18th century–present
#critical-theory#marxism#political-theory#epistemology

A term with an unusually twisted career. Coined by the French idéologue Destutt de Tracy around 1796 to name what he hoped would be a rigorous "science of ideas," it acquired its enduring meaning through Karl Marx and Engels's The German Ideology (written 1845–46, published 1932), where it names something like the opposite: not the science of ideas but the systematic misrecognition of social reality in the self-understanding of a ruling class, whose interests appear to it and to everyone else as universal truths.

Three uses now circulate. Pejorative / Marxist: ideology is false consciousness, a distortion of reality that serves dominant interests — typically by presenting historically specific arrangements (private property, patriarchal family, national sovereignty) as natural or eternal. Neutral / descriptive: ideology is any organized system of political beliefs — liberalism, conservatism, socialism, nationalism, and so on are all ideologies in this sense, regardless of their truth. Positive / constitutive: the view (associated especially with Althusser) that ideology is not an illusion to be stripped away but the imaginary relation through which we live our real conditions; we are all always already inside some ideology, and the question is which.

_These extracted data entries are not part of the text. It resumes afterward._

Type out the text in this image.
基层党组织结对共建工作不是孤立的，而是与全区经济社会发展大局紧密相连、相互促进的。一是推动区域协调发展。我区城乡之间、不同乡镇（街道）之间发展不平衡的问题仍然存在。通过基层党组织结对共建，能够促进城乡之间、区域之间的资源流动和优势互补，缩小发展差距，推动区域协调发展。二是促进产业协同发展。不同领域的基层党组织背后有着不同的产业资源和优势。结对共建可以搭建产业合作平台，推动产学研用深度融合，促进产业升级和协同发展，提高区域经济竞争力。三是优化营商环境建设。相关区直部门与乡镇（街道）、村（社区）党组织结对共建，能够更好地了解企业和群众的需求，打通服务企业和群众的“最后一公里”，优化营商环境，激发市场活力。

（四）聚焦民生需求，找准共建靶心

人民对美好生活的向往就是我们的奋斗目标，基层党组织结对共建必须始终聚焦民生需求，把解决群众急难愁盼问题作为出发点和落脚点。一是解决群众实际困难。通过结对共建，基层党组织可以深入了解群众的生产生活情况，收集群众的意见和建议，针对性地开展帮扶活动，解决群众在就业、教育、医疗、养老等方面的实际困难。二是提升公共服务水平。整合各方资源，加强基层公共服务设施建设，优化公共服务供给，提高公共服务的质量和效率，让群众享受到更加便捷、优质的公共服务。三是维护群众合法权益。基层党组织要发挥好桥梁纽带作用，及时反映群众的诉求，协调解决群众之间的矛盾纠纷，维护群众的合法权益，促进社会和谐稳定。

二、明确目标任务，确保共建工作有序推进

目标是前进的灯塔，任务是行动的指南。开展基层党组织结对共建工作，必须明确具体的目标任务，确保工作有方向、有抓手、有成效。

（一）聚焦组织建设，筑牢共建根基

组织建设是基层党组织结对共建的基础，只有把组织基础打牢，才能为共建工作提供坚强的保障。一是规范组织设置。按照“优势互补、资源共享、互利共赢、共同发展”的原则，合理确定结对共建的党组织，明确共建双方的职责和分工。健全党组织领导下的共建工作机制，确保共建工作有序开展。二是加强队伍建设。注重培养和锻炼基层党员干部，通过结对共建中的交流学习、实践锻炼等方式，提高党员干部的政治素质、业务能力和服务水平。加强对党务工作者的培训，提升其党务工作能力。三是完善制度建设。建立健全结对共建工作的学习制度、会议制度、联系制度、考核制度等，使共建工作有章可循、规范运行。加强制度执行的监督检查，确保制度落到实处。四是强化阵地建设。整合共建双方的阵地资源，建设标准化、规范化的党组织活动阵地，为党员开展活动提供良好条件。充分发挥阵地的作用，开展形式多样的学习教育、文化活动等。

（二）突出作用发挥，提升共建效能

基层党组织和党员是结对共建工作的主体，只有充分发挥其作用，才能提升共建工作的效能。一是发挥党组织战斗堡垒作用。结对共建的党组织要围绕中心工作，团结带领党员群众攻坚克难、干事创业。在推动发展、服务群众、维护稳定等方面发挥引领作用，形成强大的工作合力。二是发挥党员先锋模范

Antonio Gramsci's hegemony softened the Marxist picture by emphasizing the active, cultural work of producing and reproducing ruling-class worldviews through the institutions of civil society. The The Frankfurt School extended the analysis to mass culture. Contemporary "critical" traditions use ideology-critique to denaturalize all manner of received common sense. Critics (including some from within Marxism, such as Raymond Geuss) have worried that the concept often smuggles in an implicit claim to a non-ideological standpoint that the critic cannot actually deliver.